Como bien dijera al principio, no es una obra de determinado autor ni el autor mismo el que pareciera querer estar dando tumbos en mi poesía. De la mano de Susana Fernández Sachaos y nuestra pasión por Grecia, conocí a los poetas griegos. Y ahí me quedé con ellos entre los brazos. Con el mar de Elytis y la pasión de Kavafis. No hay mejor mar que el que describe Elytis desde la ventana de su casa, completamente blanca, en las alturas de Atenas. El mar color “zafiro”, que da título a una serie de trabajos de mi autoría dedicados a un amor en las bellas islas helénicas. Nombro a los dos, porque dentro de ese espíritu de contradicción que tenemos los poetas, uno le da título al libro y el otro aportó los epígrafes, como para que no se peleen.
El rasgo femenino (aunque no crea en esto de la poesía femenina), el rasgo femenino que ronda en mi poesía, sobre todo en estos últimos tiempos, es otro préstamo. Cabe mi mención a Diana Bellessi, pero no es mi influencia.

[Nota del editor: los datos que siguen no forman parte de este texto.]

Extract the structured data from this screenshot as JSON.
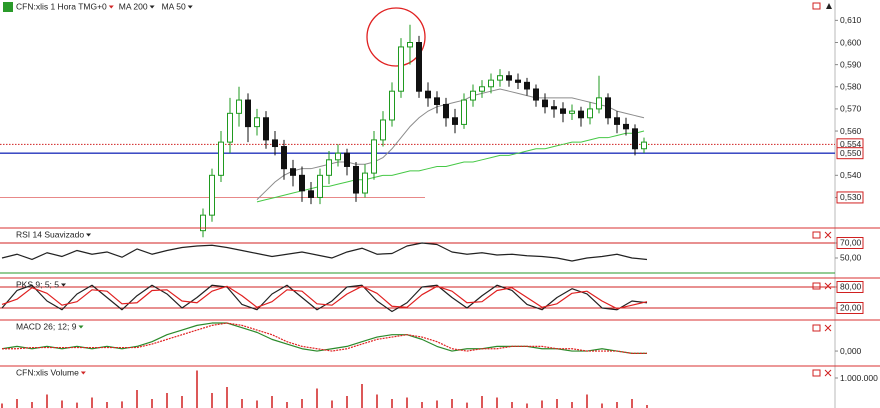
{
  "chart_data": [
    {
      "type": "candlestick",
      "title": "CFN:xlis 1 Hora TMG+0",
      "title_color": "#d02828",
      "open": [
        0.515,
        0.522,
        0.54,
        0.555,
        0.568,
        0.574,
        0.562,
        0.566,
        0.556,
        0.553,
        0.543,
        0.54,
        0.533,
        0.53,
        0.54,
        0.547,
        0.55,
        0.544,
        0.532,
        0.541,
        0.556,
        0.565,
        0.578,
        0.598,
        0.6,
        0.578,
        0.575,
        0.572,
        0.566,
        0.563,
        0.574,
        0.578,
        0.58,
        0.583,
        0.585,
        0.583,
        0.582,
        0.579,
        0.574,
        0.571,
        0.57,
        0.568,
        0.569,
        0.566,
        0.57,
        0.575,
        0.566,
        0.563,
        0.561,
        0.552
      ],
      "high": [
        0.525,
        0.543,
        0.56,
        0.575,
        0.58,
        0.577,
        0.57,
        0.569,
        0.56,
        0.556,
        0.547,
        0.544,
        0.537,
        0.543,
        0.551,
        0.554,
        0.552,
        0.546,
        0.545,
        0.56,
        0.569,
        0.582,
        0.602,
        0.608,
        0.603,
        0.582,
        0.578,
        0.575,
        0.57,
        0.577,
        0.581,
        0.583,
        0.586,
        0.588,
        0.587,
        0.586,
        0.584,
        0.581,
        0.577,
        0.574,
        0.573,
        0.572,
        0.571,
        0.573,
        0.585,
        0.577,
        0.569,
        0.566,
        0.563,
        0.557
      ],
      "low": [
        0.512,
        0.519,
        0.537,
        0.55,
        0.562,
        0.555,
        0.558,
        0.552,
        0.549,
        0.538,
        0.535,
        0.528,
        0.527,
        0.527,
        0.536,
        0.544,
        0.54,
        0.528,
        0.53,
        0.538,
        0.553,
        0.562,
        0.575,
        0.59,
        0.575,
        0.571,
        0.568,
        0.562,
        0.559,
        0.561,
        0.571,
        0.575,
        0.577,
        0.58,
        0.58,
        0.579,
        0.576,
        0.571,
        0.568,
        0.566,
        0.564,
        0.565,
        0.562,
        0.563,
        0.568,
        0.563,
        0.559,
        0.558,
        0.549,
        0.55
      ],
      "close": [
        0.522,
        0.54,
        0.555,
        0.568,
        0.574,
        0.562,
        0.566,
        0.556,
        0.553,
        0.543,
        0.54,
        0.533,
        0.53,
        0.54,
        0.547,
        0.55,
        0.544,
        0.532,
        0.541,
        0.556,
        0.565,
        0.578,
        0.598,
        0.6,
        0.578,
        0.575,
        0.572,
        0.566,
        0.563,
        0.574,
        0.578,
        0.58,
        0.583,
        0.585,
        0.583,
        0.582,
        0.579,
        0.574,
        0.571,
        0.57,
        0.568,
        0.569,
        0.566,
        0.57,
        0.575,
        0.566,
        0.563,
        0.561,
        0.552,
        0.555
      ],
      "up_color": "#1f9a1f",
      "down_color": "#111111",
      "series": [
        {
          "name": "MA 200",
          "color": "#45c845",
          "values": [
            null,
            null,
            null,
            null,
            null,
            null,
            0.528,
            0.529,
            0.53,
            0.531,
            0.532,
            0.533,
            0.534,
            0.535,
            0.535,
            0.536,
            0.537,
            0.538,
            0.538,
            0.539,
            0.54,
            0.54,
            0.541,
            0.542,
            0.542,
            0.543,
            0.544,
            0.544,
            0.545,
            0.546,
            0.546,
            0.547,
            0.548,
            0.549,
            0.549,
            0.55,
            0.551,
            0.552,
            0.552,
            0.553,
            0.554,
            0.555,
            0.555,
            0.556,
            0.557,
            0.557,
            0.558,
            0.559,
            0.559,
            0.56
          ]
        },
        {
          "name": "MA 50",
          "color": "#8c8c8c",
          "values": [
            null,
            null,
            null,
            null,
            null,
            null,
            0.529,
            0.533,
            0.537,
            0.54,
            0.542,
            0.543,
            0.543,
            0.544,
            0.545,
            0.546,
            0.546,
            0.545,
            0.545,
            0.546,
            0.548,
            0.552,
            0.557,
            0.562,
            0.566,
            0.569,
            0.571,
            0.572,
            0.573,
            0.574,
            0.576,
            0.577,
            0.578,
            0.579,
            0.578,
            0.577,
            0.576,
            0.575,
            0.575,
            0.575,
            0.575,
            0.575,
            0.574,
            0.573,
            0.572,
            0.571,
            0.569,
            0.568,
            0.567,
            0.566
          ]
        }
      ],
      "ylim": [
        0.5162,
        0.6192
      ],
      "yticks": [
        {
          "value": 0.61,
          "label": "0,610"
        },
        {
          "value": 0.6,
          "label": "0,600"
        },
        {
          "value": 0.59,
          "label": "0,590"
        },
        {
          "value": 0.58,
          "label": "0,580"
        },
        {
          "value": 0.57,
          "label": "0,570"
        },
        {
          "value": 0.56,
          "label": "0,560"
        },
        {
          "value": 0.54,
          "label": "0,540"
        },
        {
          "value": 0.53,
          "label": "0,530"
        }
      ],
      "levels": [
        {
          "value": 0.554,
          "label": "0,554",
          "color": "#d02020",
          "style": "dotted"
        },
        {
          "value": 0.55,
          "label": "0,550",
          "color": "#2233bb",
          "style": "solid"
        },
        {
          "value": 0.53,
          "color": "#e88888",
          "style": "solid"
        }
      ]
    },
    {
      "type": "line",
      "title": "RSI 14 Suavizado",
      "title_color": "#222222",
      "series": [
        {
          "color": "#222222",
          "values": [
            50,
            55,
            48,
            57,
            52,
            60,
            55,
            58,
            51,
            62,
            55,
            60,
            64,
            66,
            67,
            64,
            60,
            56,
            52,
            55,
            58,
            54,
            50,
            58,
            63,
            55,
            56,
            66,
            70,
            68,
            58,
            55,
            57,
            54,
            55,
            53,
            52,
            50,
            46,
            50,
            52,
            55,
            50,
            48
          ]
        }
      ],
      "ylim": [
        23.3,
        90
      ],
      "yticks": [
        {
          "value": 70,
          "label": "70,00"
        },
        {
          "value": 50,
          "label": "50,00"
        }
      ],
      "levels": [
        {
          "value": 70,
          "color": "#d02020"
        },
        {
          "value": 30,
          "color": "#2a9a2a"
        }
      ]
    },
    {
      "type": "line",
      "title": "PKS 9; 5; 5",
      "title_color": "#222222",
      "series": [
        {
          "color": "#222222",
          "values": [
            20,
            70,
            85,
            40,
            15,
            60,
            85,
            50,
            15,
            55,
            85,
            60,
            20,
            50,
            85,
            80,
            30,
            15,
            60,
            85,
            50,
            15,
            40,
            80,
            85,
            40,
            10,
            35,
            80,
            85,
            50,
            20,
            55,
            85,
            70,
            30,
            15,
            50,
            75,
            60,
            20,
            15,
            40,
            35
          ]
        },
        {
          "color": "#e02020",
          "values": [
            30,
            45,
            78,
            62,
            28,
            38,
            72,
            68,
            32,
            35,
            70,
            72,
            40,
            35,
            68,
            82,
            55,
            22,
            38,
            72,
            68,
            32,
            28,
            60,
            82,
            62,
            25,
            22,
            58,
            82,
            68,
            35,
            38,
            70,
            78,
            50,
            22,
            32,
            62,
            68,
            40,
            18,
            28,
            38
          ]
        }
      ],
      "ylim": [
        -14.3,
        105.7
      ],
      "yticks": [
        {
          "value": 80,
          "label": "80,00"
        },
        {
          "value": 20,
          "label": "20,00"
        }
      ],
      "levels": [
        {
          "value": 80,
          "color": "#d02020"
        },
        {
          "value": 20,
          "color": "#d02020"
        }
      ]
    },
    {
      "type": "line",
      "title": "MACD 26; 12; 9",
      "title_color": "#2a8a2a",
      "series": [
        {
          "color": "#2a8a2a",
          "values": [
            0.001,
            0.002,
            0.001,
            0.002,
            0.001,
            0.002,
            0.001,
            0.002,
            0.001,
            0.002,
            0.004,
            0.007,
            0.009,
            0.011,
            0.012,
            0.012,
            0.01,
            0.008,
            0.005,
            0.003,
            0.001,
            0.0,
            0.001,
            0.002,
            0.004,
            0.006,
            0.007,
            0.007,
            0.005,
            0.002,
            0.0,
            0.001,
            0.001,
            0.002,
            0.002,
            0.002,
            0.001,
            0.001,
            0.0,
            0.0,
            0.001,
            0.0,
            -0.001,
            -0.001
          ]
        },
        {
          "color": "#e02020",
          "dashed": true,
          "values": [
            0.001,
            0.001,
            0.0015,
            0.0015,
            0.0015,
            0.0015,
            0.0015,
            0.0015,
            0.0015,
            0.0015,
            0.003,
            0.005,
            0.007,
            0.009,
            0.011,
            0.012,
            0.011,
            0.009,
            0.007,
            0.004,
            0.002,
            0.001,
            0.0,
            0.001,
            0.003,
            0.005,
            0.006,
            0.007,
            0.006,
            0.004,
            0.001,
            0.0,
            0.001,
            0.001,
            0.002,
            0.002,
            0.002,
            0.001,
            0.001,
            0.0,
            0.0,
            0.0,
            -0.001,
            -0.001
          ]
        }
      ],
      "ylim": [
        -0.0064,
        0.0133
      ],
      "yticks": [
        {
          "value": 0,
          "label": "0,000"
        }
      ],
      "levels": []
    },
    {
      "type": "bar",
      "title": "CFN:xlis Volume",
      "title_color": "#d02828",
      "color": "#d02020",
      "values": [
        150000,
        300000,
        200000,
        450000,
        250000,
        180000,
        350000,
        200000,
        220000,
        600000,
        300000,
        500000,
        400000,
        1250000,
        500000,
        700000,
        300000,
        250000,
        400000,
        200000,
        300000,
        650000,
        250000,
        400000,
        800000,
        450000,
        300000,
        350000,
        200000,
        250000,
        300000,
        180000,
        400000,
        350000,
        200000,
        150000,
        250000,
        300000,
        200000,
        450000,
        150000,
        200000,
        300000,
        100000
      ],
      "ylim": [
        0,
        1400000
      ],
      "yticks": [
        {
          "value": 1000000,
          "label": "1.000.000"
        }
      ],
      "levels": []
    }
  ]
}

Dejé para este último párrafo a Octavio Paz. Tal vez, porque ya no tenga palabras como para describirlo. Cuando se deja al final a un autor quiere decir que es todo, o es lo más, como dicen ahora los jóvenes. Releo sus ensayos, repaso sus artículos, y lo escucho en alguno de sus poemas. Sobre todo en su poema SALAMANDRA, del cual leeré un fragmento. Poema donde la magia, la leyenda y el juego de palabras, tal rompecabezas, se unen con un solo propósito: el ritmo. La versión leída por el autor es de aproximadamente 6 minutos, tiempo que excede, esta propuesta.
Como en los mejores tiempos escolares, este ha sido un brevísimo resumen similar a aquellos de quince centímetros de largo por diez de ancho, que seguramente todos usamos, allá lejos y hace tiempo.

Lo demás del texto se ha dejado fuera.